I will have to address your points on capital punishment tomorrow. This morning I wold like to address your points on corporal punishment.


The slaves that you say Americans bought fair and square were mostly kidnapped, and as such do not compare with a 'bond servant" agreement.

You seem to think it fine for the State/Schools to beat on children but not OK for a Master that the parent has chosen to do the same. Wild children have to be disciplined for their own good and the good of society. On that we agree. What choice does the parent have about their government? In these days of complusory attendence laws what choice do they have in schools (unless they homeschool). At least they can pick their master.

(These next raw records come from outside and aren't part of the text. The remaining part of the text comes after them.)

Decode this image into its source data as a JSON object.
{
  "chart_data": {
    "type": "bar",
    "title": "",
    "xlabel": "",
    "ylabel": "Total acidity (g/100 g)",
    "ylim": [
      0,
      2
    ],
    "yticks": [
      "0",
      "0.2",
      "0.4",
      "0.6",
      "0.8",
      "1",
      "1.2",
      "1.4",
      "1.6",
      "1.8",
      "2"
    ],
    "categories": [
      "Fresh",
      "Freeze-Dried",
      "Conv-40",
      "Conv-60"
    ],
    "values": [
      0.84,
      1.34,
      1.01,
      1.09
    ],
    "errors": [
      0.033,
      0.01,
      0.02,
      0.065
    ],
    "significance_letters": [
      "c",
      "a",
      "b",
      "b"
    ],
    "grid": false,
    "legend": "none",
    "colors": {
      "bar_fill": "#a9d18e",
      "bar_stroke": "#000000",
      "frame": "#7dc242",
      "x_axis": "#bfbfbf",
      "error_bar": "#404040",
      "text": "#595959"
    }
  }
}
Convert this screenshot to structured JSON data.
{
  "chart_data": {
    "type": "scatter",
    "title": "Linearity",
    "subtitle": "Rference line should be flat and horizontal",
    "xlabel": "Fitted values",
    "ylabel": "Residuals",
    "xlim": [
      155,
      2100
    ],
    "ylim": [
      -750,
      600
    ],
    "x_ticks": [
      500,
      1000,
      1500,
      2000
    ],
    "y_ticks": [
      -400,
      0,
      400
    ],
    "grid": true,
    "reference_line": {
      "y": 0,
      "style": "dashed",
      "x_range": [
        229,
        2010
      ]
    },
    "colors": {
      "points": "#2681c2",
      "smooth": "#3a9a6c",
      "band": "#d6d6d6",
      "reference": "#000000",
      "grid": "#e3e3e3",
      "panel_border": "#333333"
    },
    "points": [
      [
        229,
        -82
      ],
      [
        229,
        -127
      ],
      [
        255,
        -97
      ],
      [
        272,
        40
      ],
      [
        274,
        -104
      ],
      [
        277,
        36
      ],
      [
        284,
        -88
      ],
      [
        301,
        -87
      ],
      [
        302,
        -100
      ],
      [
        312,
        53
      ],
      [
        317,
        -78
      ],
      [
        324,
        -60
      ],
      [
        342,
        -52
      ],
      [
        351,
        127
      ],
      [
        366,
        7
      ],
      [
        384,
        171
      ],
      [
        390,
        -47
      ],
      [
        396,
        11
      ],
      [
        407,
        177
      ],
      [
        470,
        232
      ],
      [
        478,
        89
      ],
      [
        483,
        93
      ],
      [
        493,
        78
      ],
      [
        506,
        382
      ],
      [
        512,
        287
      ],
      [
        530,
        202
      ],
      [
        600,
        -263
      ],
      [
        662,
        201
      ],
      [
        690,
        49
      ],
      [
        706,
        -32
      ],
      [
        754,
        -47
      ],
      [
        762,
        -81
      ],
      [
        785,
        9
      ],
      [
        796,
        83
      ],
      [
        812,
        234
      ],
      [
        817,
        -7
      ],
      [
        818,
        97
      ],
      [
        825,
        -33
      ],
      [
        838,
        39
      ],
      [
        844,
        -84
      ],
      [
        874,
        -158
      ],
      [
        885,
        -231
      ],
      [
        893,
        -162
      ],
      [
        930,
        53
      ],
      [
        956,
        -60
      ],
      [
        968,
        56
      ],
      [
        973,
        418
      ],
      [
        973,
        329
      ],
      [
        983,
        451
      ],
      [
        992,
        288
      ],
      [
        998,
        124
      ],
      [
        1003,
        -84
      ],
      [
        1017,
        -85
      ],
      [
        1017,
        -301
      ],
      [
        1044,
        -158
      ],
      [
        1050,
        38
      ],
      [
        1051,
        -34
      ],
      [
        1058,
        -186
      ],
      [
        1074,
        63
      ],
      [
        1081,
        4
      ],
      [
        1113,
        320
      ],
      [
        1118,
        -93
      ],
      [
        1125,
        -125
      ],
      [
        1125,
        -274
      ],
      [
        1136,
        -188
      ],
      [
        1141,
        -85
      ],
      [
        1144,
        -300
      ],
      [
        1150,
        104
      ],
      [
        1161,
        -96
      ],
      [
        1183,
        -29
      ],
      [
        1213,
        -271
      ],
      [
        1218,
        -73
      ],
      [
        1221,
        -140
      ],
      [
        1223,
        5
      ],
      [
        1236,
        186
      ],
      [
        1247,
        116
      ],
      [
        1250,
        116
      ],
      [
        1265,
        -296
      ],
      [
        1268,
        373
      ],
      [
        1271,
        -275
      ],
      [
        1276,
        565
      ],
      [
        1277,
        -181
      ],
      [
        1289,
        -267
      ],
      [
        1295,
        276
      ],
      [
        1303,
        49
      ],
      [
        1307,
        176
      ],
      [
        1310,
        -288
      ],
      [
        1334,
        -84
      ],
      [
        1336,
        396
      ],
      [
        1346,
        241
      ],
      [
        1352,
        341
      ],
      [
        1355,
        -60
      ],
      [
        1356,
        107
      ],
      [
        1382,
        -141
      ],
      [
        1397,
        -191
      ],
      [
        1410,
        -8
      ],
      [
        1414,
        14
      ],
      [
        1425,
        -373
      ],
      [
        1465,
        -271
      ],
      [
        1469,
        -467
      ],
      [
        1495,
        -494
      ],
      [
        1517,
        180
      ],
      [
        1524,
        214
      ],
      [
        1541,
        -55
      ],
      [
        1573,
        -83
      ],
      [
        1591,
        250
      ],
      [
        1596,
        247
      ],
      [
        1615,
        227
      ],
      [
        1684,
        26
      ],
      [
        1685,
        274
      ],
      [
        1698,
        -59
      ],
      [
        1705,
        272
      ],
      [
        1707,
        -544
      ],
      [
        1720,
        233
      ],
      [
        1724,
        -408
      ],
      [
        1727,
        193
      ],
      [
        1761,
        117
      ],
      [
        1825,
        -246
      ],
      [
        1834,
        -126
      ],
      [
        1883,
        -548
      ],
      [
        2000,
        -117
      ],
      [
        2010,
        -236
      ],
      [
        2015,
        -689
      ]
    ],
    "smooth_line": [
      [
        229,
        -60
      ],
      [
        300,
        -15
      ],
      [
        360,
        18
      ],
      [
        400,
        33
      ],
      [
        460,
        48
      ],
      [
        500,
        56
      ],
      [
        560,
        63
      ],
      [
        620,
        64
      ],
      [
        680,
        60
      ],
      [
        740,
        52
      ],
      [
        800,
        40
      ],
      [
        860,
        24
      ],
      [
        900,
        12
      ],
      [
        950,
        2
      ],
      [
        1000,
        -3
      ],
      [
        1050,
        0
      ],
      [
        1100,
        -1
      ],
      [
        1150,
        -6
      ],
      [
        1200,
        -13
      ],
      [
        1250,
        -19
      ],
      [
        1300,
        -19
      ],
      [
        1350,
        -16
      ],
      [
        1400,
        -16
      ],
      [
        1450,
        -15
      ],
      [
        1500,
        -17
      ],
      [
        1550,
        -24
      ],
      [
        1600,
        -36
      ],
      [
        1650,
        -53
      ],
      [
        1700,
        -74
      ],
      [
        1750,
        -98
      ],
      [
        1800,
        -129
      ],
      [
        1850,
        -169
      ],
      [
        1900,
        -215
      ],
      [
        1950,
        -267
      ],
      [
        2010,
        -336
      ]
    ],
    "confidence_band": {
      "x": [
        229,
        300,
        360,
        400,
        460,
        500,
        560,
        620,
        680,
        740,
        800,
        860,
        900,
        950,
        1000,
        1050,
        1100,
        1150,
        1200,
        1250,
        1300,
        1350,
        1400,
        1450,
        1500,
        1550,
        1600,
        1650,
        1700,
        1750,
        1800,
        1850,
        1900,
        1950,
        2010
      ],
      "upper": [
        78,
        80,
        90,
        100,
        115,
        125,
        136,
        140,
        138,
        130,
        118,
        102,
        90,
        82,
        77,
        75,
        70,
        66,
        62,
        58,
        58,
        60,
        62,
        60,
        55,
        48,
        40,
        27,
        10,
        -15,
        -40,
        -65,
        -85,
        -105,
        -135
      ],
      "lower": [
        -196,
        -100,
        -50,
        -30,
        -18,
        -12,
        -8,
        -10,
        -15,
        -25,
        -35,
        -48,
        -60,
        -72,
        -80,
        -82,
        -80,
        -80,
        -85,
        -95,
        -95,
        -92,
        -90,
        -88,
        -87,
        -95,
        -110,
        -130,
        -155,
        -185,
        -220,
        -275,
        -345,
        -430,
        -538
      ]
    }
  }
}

I see the Bible's solution as less statist and more free than the socialist position that the state should have a monopoly on force. The more power parents (and their chosen masters have) to use force to discipline then the less force the state will need (and the less power it need have).

Perhaps you live among civilized, secular people who do not need a caning to stay out of trouble. Good for them, but you should not assume that the whole world is like them.

As for "slavery" being unchristian, it is in a way. Philemon is a good study on that, he was a run away slave and Paul teaches the next lesson on how "slaves" ought to be treated. The Bible tutors humanity to the final step.

Frederick Douglass was a former slave, and a CHristian. He observed that while the Bible permitted men to be masters it did not permit them to be bad ones. If he can content himself with that and still have faith in God, despite living as a slave, then Thatcherite is surely without excuse in his efforts to condemn his Maker.